Wydrukuj tę stronę

Raport: Działania lokatorskie w 2013 roku

  • rozbrat.org
  • środa, 08 styczeń 2014
W sobotę 4 stycznia odbyło się walne zebranie Wielkopolskiego Stowarzyszenia Lokatorów. Podsumowano na nim dwa lata działalności. Zwrócono uwagę na kilka zasadniczych kwestii, które WSLowi udało się uzyskać. Po pierwsze, dzięki nagłośnieniu łamania praw lokatorów znaczna części opinii publicznej inaczej dziś już postrzega problem lokatorski, zwłaszcza pod kątem przymusowych wysiedleń i tzw. czyszczenia kamienic. Proceder ten jest obecnie masowo potępiany i rzadziej szuka się uzasadnienia w prawie do swobodnego dysponowania własnością.Po drugie zarządcy kamienic przestali być bezkarni i najbardziej brutalni czyściciele kamienic stanęli przed sądem za starking. Dla WSL wiązało się to wcześniej z koniecznością pozyskania funduszy na cele pomocy prawnej dla poszkodowanych lokatorów. Dzięki zorganizowanej przez WSL zbiórce, w która zaangażowanych było też szereg innych środowisk, udało się pozyskać 5.300 zł. na cele pomocy prawnej. Dodajmy, że Stowarzyszenie oprócz indywidualnych darowizn i składek członkowskich nie otrzymuje żadnej innej pomocy finansowej z zewnątrz (od państwa czy samorządu, a nawet z tzw. trzeciego sektora czyli np. fundacji czy innych stowarzyszeń)Po trzecie, kilkadziesiąt osób uzyskało od WSL bezpośrednią pomoc formalno-prawną. Dzięki temu możliwe było założenie dodatkowych (obok starkingu) spraw o przywrócenie posiadania czy o odszkodowania za nielegalne wysiedlenia.
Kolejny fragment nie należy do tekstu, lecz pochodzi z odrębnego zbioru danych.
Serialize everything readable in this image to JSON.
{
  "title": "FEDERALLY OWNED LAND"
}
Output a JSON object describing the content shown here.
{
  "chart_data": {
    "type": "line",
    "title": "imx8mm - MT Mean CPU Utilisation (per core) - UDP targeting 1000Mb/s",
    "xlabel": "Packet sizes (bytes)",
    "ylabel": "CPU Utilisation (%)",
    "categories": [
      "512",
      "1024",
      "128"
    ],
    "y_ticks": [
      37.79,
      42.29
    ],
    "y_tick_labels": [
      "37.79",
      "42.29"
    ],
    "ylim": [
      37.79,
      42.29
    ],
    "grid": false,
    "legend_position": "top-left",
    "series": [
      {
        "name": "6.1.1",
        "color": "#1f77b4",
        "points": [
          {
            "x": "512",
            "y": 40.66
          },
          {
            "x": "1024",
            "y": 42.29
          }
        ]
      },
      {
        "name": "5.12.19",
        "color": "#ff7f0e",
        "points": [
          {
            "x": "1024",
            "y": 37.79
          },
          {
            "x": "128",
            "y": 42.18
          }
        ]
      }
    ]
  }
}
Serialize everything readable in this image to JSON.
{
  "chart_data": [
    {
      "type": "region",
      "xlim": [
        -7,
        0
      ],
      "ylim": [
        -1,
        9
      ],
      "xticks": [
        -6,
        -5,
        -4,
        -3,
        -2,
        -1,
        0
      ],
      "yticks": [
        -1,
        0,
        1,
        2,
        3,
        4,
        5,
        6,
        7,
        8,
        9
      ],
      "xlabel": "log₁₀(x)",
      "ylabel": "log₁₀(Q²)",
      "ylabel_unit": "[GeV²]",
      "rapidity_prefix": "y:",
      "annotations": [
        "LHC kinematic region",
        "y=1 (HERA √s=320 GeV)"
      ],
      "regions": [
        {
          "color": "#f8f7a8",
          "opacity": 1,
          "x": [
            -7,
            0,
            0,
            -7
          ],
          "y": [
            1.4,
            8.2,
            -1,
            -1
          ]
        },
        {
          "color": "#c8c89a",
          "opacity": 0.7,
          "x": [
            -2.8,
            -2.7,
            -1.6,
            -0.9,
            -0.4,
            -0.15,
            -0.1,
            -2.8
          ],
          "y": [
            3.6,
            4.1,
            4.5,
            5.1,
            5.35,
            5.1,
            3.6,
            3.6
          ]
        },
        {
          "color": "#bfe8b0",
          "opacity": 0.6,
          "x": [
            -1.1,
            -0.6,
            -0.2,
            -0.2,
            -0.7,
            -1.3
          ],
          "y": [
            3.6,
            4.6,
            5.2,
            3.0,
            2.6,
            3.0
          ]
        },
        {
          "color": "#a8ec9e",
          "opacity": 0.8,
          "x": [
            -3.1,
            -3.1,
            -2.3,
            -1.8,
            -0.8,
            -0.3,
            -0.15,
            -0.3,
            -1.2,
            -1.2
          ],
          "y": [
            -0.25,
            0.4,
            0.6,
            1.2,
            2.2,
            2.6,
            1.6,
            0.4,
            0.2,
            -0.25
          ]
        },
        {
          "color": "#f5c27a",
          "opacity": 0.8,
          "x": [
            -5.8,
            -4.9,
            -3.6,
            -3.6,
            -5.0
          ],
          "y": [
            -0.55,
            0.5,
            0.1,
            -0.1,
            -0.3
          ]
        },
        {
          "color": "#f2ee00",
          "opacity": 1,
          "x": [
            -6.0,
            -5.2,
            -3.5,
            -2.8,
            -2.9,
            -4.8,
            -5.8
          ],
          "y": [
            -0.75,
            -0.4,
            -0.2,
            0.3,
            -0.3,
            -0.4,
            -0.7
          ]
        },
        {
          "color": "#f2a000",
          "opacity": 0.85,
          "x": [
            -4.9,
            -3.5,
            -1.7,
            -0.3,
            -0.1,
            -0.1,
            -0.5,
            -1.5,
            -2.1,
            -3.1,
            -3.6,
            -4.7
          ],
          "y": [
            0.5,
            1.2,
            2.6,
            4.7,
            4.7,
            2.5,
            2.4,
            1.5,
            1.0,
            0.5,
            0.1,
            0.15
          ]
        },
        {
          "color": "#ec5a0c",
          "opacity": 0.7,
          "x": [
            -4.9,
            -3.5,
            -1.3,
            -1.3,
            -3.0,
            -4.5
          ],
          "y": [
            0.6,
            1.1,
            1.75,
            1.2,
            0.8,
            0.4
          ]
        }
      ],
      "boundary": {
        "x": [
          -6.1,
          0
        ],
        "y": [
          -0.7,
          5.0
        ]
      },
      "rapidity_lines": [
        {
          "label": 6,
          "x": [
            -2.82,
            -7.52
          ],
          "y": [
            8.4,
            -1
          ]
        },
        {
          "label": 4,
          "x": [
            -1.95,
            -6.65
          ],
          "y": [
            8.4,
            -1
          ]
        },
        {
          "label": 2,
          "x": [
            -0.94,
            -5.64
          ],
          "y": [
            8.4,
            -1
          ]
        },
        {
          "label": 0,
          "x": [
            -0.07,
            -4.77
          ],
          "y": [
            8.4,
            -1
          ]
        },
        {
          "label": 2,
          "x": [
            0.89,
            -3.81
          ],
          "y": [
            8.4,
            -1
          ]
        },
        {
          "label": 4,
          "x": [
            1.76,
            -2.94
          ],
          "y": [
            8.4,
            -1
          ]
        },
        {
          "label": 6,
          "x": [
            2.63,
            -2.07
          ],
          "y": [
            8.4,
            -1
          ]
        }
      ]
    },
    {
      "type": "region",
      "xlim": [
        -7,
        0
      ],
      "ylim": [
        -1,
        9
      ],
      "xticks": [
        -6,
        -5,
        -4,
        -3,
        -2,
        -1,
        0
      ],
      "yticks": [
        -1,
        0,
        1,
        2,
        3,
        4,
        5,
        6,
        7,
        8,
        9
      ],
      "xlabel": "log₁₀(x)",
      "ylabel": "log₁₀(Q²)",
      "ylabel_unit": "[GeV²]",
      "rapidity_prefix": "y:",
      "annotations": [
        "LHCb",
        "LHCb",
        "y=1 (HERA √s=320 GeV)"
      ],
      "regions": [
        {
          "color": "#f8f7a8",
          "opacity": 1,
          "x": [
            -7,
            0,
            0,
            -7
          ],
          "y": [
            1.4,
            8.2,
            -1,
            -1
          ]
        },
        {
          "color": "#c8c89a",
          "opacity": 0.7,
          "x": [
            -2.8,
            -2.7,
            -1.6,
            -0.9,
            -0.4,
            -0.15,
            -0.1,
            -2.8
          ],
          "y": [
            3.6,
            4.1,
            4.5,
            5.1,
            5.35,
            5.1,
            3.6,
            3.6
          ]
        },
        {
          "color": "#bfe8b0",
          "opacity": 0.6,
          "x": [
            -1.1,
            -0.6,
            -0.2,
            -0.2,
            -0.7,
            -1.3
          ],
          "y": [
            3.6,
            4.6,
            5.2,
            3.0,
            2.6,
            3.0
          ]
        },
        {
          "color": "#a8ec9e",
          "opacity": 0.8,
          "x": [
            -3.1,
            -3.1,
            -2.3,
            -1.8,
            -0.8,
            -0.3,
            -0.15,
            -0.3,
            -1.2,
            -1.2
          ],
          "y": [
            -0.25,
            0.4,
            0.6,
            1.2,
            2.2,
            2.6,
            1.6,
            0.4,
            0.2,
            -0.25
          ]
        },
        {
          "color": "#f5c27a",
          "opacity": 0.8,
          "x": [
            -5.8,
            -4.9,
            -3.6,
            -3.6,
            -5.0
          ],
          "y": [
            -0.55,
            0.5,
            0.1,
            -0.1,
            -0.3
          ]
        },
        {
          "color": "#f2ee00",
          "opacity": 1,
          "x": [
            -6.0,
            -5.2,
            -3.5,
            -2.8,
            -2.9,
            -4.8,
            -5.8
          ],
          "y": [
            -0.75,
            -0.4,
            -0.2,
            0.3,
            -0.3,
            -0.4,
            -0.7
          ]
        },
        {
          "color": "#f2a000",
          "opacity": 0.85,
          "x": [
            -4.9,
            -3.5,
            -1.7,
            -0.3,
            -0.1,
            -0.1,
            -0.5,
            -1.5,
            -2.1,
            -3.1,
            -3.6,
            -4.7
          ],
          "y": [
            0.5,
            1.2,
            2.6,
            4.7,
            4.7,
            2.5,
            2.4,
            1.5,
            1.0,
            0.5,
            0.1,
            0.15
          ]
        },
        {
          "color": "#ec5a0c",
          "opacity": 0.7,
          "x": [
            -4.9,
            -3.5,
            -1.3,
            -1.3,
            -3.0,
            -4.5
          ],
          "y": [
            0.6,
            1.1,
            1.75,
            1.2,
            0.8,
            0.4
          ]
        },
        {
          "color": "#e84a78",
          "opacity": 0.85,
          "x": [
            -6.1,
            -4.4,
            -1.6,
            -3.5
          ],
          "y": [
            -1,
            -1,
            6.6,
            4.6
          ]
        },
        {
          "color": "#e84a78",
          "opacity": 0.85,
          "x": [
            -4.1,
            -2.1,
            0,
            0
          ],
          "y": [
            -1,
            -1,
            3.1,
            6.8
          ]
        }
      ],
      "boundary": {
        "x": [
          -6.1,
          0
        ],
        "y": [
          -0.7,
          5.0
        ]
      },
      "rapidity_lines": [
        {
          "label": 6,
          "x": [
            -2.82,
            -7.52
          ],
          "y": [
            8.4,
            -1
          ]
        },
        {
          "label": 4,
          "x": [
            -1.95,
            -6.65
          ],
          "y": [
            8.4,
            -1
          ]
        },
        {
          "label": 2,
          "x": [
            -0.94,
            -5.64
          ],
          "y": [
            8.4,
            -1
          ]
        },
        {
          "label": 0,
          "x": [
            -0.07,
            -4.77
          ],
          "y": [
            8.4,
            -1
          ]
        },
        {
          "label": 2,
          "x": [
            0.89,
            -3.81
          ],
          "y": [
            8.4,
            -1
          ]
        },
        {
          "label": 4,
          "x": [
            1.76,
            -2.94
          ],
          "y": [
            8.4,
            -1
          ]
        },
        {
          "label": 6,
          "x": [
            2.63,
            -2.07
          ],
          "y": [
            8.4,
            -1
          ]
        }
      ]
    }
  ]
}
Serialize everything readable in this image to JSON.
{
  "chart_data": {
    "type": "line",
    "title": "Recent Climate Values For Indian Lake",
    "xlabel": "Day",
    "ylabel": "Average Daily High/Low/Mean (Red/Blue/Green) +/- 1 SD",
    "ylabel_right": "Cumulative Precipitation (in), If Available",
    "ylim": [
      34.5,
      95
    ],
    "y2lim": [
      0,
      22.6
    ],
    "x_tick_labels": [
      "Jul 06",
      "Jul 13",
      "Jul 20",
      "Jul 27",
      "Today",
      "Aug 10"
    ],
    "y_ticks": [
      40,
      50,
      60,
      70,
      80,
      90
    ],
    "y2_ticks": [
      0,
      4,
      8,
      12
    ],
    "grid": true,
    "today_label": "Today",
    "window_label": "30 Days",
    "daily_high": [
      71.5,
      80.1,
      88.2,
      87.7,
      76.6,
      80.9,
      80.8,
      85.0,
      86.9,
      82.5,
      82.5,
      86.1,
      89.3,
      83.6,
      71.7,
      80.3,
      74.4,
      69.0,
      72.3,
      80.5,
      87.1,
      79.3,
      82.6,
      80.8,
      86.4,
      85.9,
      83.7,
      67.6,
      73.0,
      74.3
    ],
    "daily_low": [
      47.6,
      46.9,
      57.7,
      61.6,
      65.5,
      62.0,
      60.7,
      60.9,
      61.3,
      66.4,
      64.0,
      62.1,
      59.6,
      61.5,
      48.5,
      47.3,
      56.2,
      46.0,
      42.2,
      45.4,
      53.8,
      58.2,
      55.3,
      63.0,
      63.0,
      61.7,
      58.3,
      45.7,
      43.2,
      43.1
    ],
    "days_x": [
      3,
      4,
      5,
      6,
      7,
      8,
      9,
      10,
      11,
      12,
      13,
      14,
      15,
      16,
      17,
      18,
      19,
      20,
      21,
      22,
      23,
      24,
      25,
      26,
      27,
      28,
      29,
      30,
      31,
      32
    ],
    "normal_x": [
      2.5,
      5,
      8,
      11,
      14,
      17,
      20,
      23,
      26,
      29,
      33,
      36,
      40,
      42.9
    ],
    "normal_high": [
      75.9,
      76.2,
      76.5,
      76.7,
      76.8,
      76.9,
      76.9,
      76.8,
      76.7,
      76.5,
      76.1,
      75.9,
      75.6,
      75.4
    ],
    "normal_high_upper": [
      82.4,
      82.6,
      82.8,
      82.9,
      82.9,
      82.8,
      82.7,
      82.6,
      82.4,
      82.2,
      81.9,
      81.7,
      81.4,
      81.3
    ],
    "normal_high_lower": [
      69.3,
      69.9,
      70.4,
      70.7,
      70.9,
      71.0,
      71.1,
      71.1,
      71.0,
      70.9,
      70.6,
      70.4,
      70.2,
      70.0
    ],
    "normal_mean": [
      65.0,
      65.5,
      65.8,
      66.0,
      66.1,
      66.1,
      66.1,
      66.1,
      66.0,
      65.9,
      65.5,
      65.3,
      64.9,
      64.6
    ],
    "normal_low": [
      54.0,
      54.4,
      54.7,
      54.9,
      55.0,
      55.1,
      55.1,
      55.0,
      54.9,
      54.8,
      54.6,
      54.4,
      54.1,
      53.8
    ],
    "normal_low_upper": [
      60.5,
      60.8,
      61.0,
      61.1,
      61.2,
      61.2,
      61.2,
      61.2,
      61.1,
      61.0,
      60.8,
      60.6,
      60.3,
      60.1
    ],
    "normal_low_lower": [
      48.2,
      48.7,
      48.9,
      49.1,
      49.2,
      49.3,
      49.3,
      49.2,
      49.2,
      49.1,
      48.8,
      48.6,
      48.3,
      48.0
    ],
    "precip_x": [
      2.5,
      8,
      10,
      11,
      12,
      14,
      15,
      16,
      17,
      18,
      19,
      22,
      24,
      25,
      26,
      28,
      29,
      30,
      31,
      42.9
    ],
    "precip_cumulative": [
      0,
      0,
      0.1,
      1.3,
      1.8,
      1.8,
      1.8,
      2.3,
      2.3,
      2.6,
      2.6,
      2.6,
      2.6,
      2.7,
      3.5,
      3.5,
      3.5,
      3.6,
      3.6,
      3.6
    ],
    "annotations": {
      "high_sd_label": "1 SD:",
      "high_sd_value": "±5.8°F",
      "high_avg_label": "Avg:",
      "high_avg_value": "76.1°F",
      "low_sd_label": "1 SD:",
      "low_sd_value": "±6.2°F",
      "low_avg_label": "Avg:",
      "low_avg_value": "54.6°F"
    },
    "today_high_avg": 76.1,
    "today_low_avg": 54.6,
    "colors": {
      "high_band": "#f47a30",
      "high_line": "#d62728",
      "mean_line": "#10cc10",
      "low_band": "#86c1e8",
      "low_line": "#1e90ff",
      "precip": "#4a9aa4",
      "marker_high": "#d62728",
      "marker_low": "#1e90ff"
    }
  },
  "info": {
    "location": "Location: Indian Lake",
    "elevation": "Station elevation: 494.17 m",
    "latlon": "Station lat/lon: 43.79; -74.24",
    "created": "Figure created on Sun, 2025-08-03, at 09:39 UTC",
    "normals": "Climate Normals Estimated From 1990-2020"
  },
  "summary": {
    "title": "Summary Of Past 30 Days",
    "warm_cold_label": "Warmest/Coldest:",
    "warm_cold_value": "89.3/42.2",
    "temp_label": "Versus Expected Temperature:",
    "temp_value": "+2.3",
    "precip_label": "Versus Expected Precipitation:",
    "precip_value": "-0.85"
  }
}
Część tych spraw została już wygrana. Tym samym – po czwarte - działania Stowarzyszenia doprowadziły do sytuacji, że właściciele kamienic ponoszą dziś – jeżeli chcą się szybko pozbyć lokatorów – o wiele większe koszty. Roszczenie odszkodowawcze wzrosły od maksymalnie kilkunastu tysięcy (a bywało, że jeszcze niedawno lokatorzy godzili się na odszkodowania w wysokości kilku tysięcy zł.), do nawet blisko 60 tys.  Największe odszkodowanie – wygrane sądownie – wyniosło 135 tys. zł. Dodatkowo lokatorzy stawiają dziś bardziej zdecydowany opór i nie chcą się zadowolić niskimi kwotami, a właściciele – pod naciskiem opinii publicznej i WSL – mniej są skłonni stosować brutalne wysiedlenia.

Wreszcie, choć miasto nadal uchyla się od odpowiedzialności za braki mieszkaniowe, to w kilku przypadkach udało się – w wyniku nacisków – uzyskać lokale socjalne (komunalne) dla ofiar czyścicieli kamienic. Nastąpił też wyraźny zwrot w polityce mieszkaniowej w kierunku większego zaangażowania w budownictwo komunalne i socjalne.

Więcej na ten temat znajdziecie na stronie Stowarzyszenia www.wsl-poznan.pl. Poniżej publikujemy tymczasem najważniejsze wydarzenia lokatorskie w jakie była zaangażowana Federacja Anarchistyczna s. Poznań wraz z WSL w 2013 roku.

Styczeń
Od stycznia były kontynuowane akcje skierowane przeciw instytucjom finansującym nielegalne wysiedlenia (w tym NeoBank). Przedstawiciele środowisk artystycznych i akademickich wzywali do bojkotu NeoBanku. W efekcie bank musiał zmienić strategię działań, próbując bronić się przed utratą dobrego wizerunku. Zaczął współpracę z zewnętrznymi podmiotami, nie tworząc już kolejnych spółek-córek. Jednak widoczne pozostały ścisłe powiązania personalne banku z zewnętrznymi firmami – wciąż pojawiały się te same nazwiska.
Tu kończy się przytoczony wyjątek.